The task involves people being a set of photographs of faces, with the instruction to sort them into piles of identities. The recorded data is the number of piles someone comes up with on the task, which will be later related to some relevant predictors. One small catch here is that this data-generating process can never provide a zero count; there will at the least be one pile, indicating someone thought there all photographs of the same person. A second, larger catch is that there is in fact a “correct” number of piles, which is 2 - there are two identities but the variability of appearance tricks people.

The resulting data looks like the below, with a peak at 2 - in fact, just over half the observations are 2.

I tried to model this initially with a customised mixture, trying to emulate a ZIP. I made a custom distribution that shifted a Poisson by one and mixed it with a DiracDelta set to 2. While that samples OK, it yields a curious looking posterior predictive, where the number of 2’s is sometimes captured and sometimes not.

I think a more correct option could be a hurdle model, where the 2’s are generated by a separate process, and the rest of the counts (in the support of 1, 3, 4, 5…) are generated by a Poisson. However, I’m lost on how to get the likelihood right for this! I will obviously need a custom distribution or a pm.Potential that shifts a Poisson, but then I don’t know how to ‘delete’ 2 from the support and rescale things.

Any advice appreciated, thank you!

1 Like

Are the number of photos given to the people constant? If so, this might be better served with a multinomial distribution?

Z.

1 Like

Hey @zweli thank you, great suggestion! It is indeed the case that the number of photos given to people is constant (20 different images).

I tried to implement the multinomial but unfortunately I don’t think it would work, unless I am missing something. Drawing from a MN gives per row a vector of counts, but all I have per-row is just a single count for that person’s number of piles (the countplot above is perhaps a bit misleading in that sense).

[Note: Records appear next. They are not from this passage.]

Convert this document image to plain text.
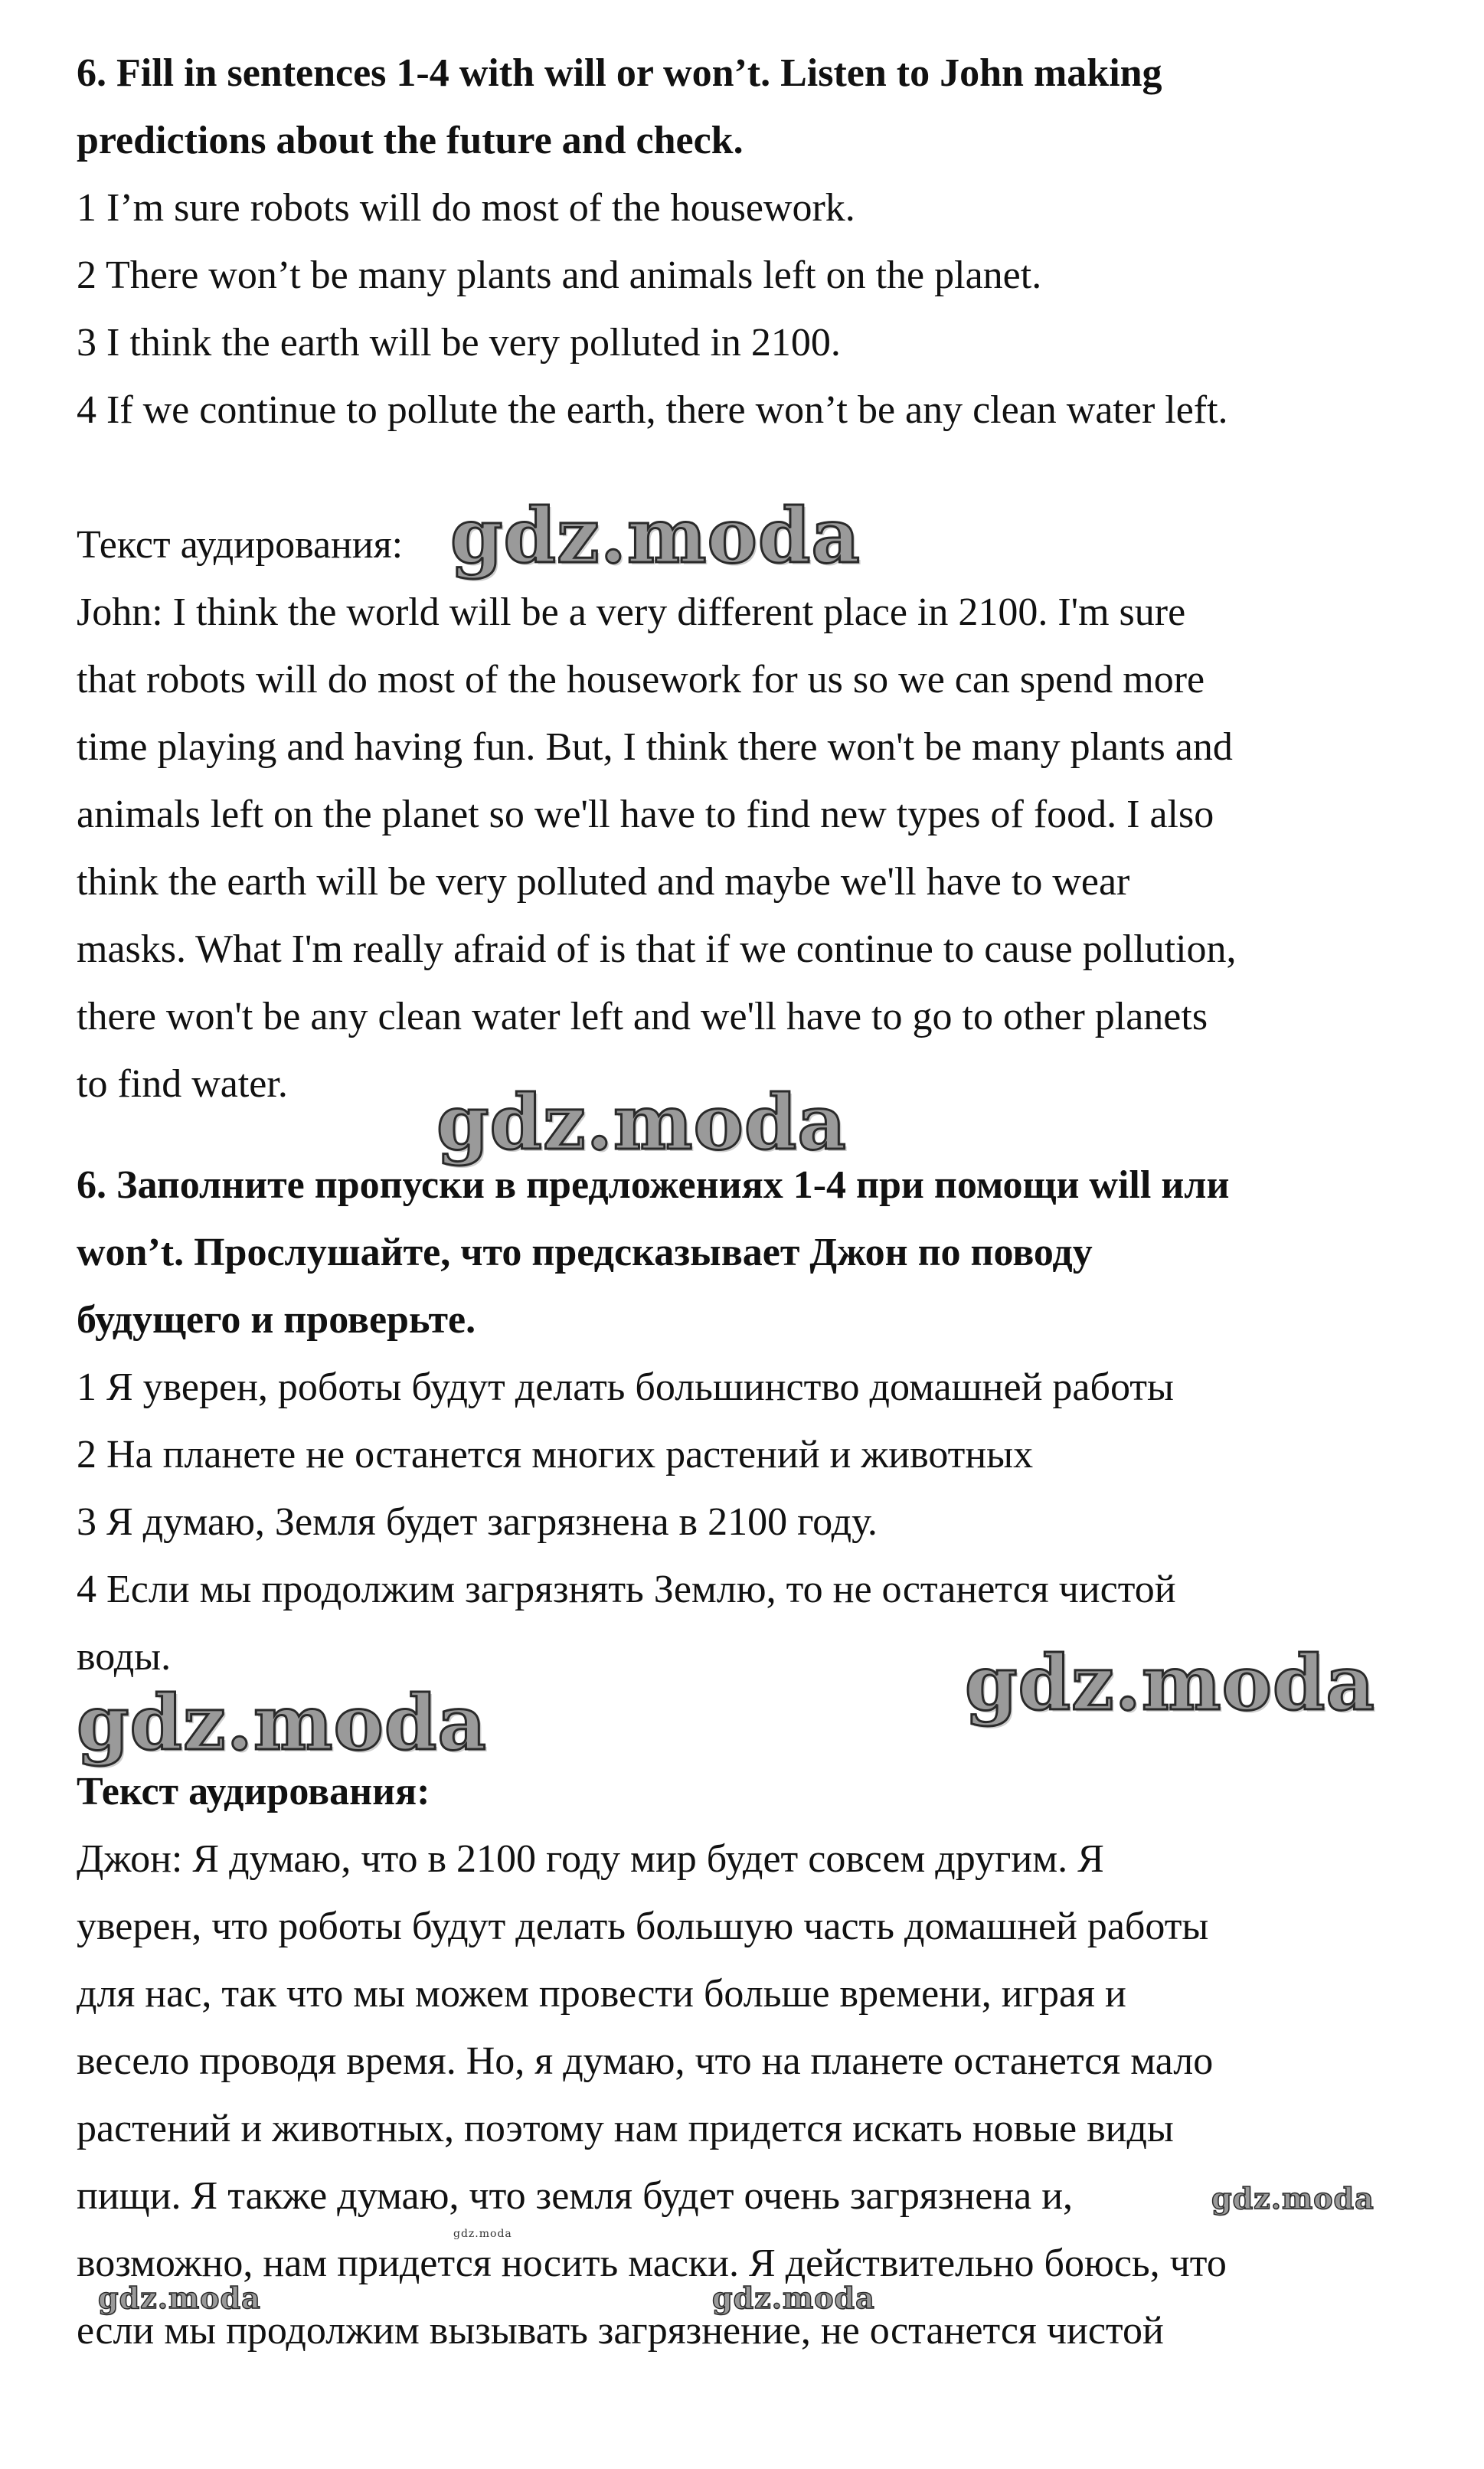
6. Fill in sentences 1-4 with will or won’t. Listen to John making
predictions about the future and check.
1 I’m sure robots will do most of the housework.
2 There won’t be many plants and animals left on the planet.
3 I think the earth will be very polluted in 2100.
4 If we continue to pollute the earth, there won’t be any clean water left.
Текст аудирования: gdz.moda
John: I think the world will be a very different place in 2100. I'm sure
that robots will do most of the housework for us so we can spend more
time playing and having fun. But, I think there won't be many plants and
animals left on the planet so we'll have to find new types of food. I also
think the earth will be very polluted and maybe we'll have to wear
masks. What I'm really afraid of is that if we continue to cause pollution,
there won't be any clean water left and we'll have to go to other planets
to find water. gdz.moda
6. Заполните пропуски в предложениях 1-4 при помощи will или
won’t. Прослушайте, что предсказывает Джон по поводу
будущего и проверьте.
1 Я уверен, роботы будут делать большинство домашней работы
2 На планете не останется многих растений и животных
3 Я думаю, Земля будет загрязнена в 2100 году.
4 Если мы продолжим загрязнять Землю, то не останется чистой
воды.	gdz.moda
gdz.moda
Текст аудирования:
Джон: Я думаю, что в 2100 году мир будет совсем другим. Я
уверен, что роботы будут делать большую часть домашней работы
для нас, так что мы можем провести больше времени, играя и
весело проводя время. Но, я думаю, что на планете останется мало
растений и животных, поэтому нам придется искать новые виды
пищи. Я также думаю, что земля будет очень загрязнена и,	gdz.moda
gdz.moda
возможно, нам придется носить маски. Я действительно боюсь, что
gdz.moda	gdz.moda
если мы продолжим вызывать загрязнение, не останется чистой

I wonder if something like a Categorical is the way to go here. One thing I am also wrestling with is whether to worry about the fact, out of the 20 outcomes possible per-person, a chunk of them are not observed (e.g. nobody provides 14 piles or more). Future data might have those values, but would not be captured by a categorical distribution if I only use the observed data. But it feels very frequentist to worry about future data that did not happen :smiley:

1 Like

If your prior covers all 20 outcomes with non-zero probability, your posterior will also put non-zero probabilities on those outcomes (although it might be vanishingly small)

At any rate, if that’s important to you, it’s something you can control through priors.

1 Like

Mathematically, it’s simple. For y \in \mathbb{N}, \lambda > 0, \phi \in [0, 1],

\text{TwoInflatedPoisson}(y \mid \lambda, \phi) = \begin{cases} \phi & \text{if } y = 2 \\ \dfrac{1 - \phi}{1 - \textrm{Poisson}(2 \mid \lambda)} \cdot \textrm{Poisson}(y \mid \lambda) & \textrm{otherwise}\end{cases}

Generatively, you can think of simulating z \sim \textrm{Bernoulli}(\phi) and if z = 1, you generate 2, otherwise, you generate from a Poisson until you get a value that’s not 2.

Hopefully someone else will be able to help you code this in PyMC.

1 Like

Thanks @jessegrabowski - working with a Categorical works nicely (here with a simple Dirichlet prior vs the full model with predictors):


This would have to be a softmax approach, so from a regression perspective I could place priors on coefficients for each of the 20 outcomes and fix one to zero to identify it. That way future data would go through just fine, you’re right. I guess the prior would just come back with nothing to update it in the empty categories. Thank you!

2 Likes

Thanks @bob-carpenter! I thought something along those lines - the ZIP/Hurdle models look conceptually straightforward, but I’ve not got a good sense how to code one. I’d be interested if there was code around for something like this.

That looks great. The added benefit is that you can speak in terms of the probability of getting the wrong / right answer, and the probability of getting x wrong answer. Should make it easier to explain than a hurdle model.

If the order of the answers is important - it would be straightforward to move to an ordinal model.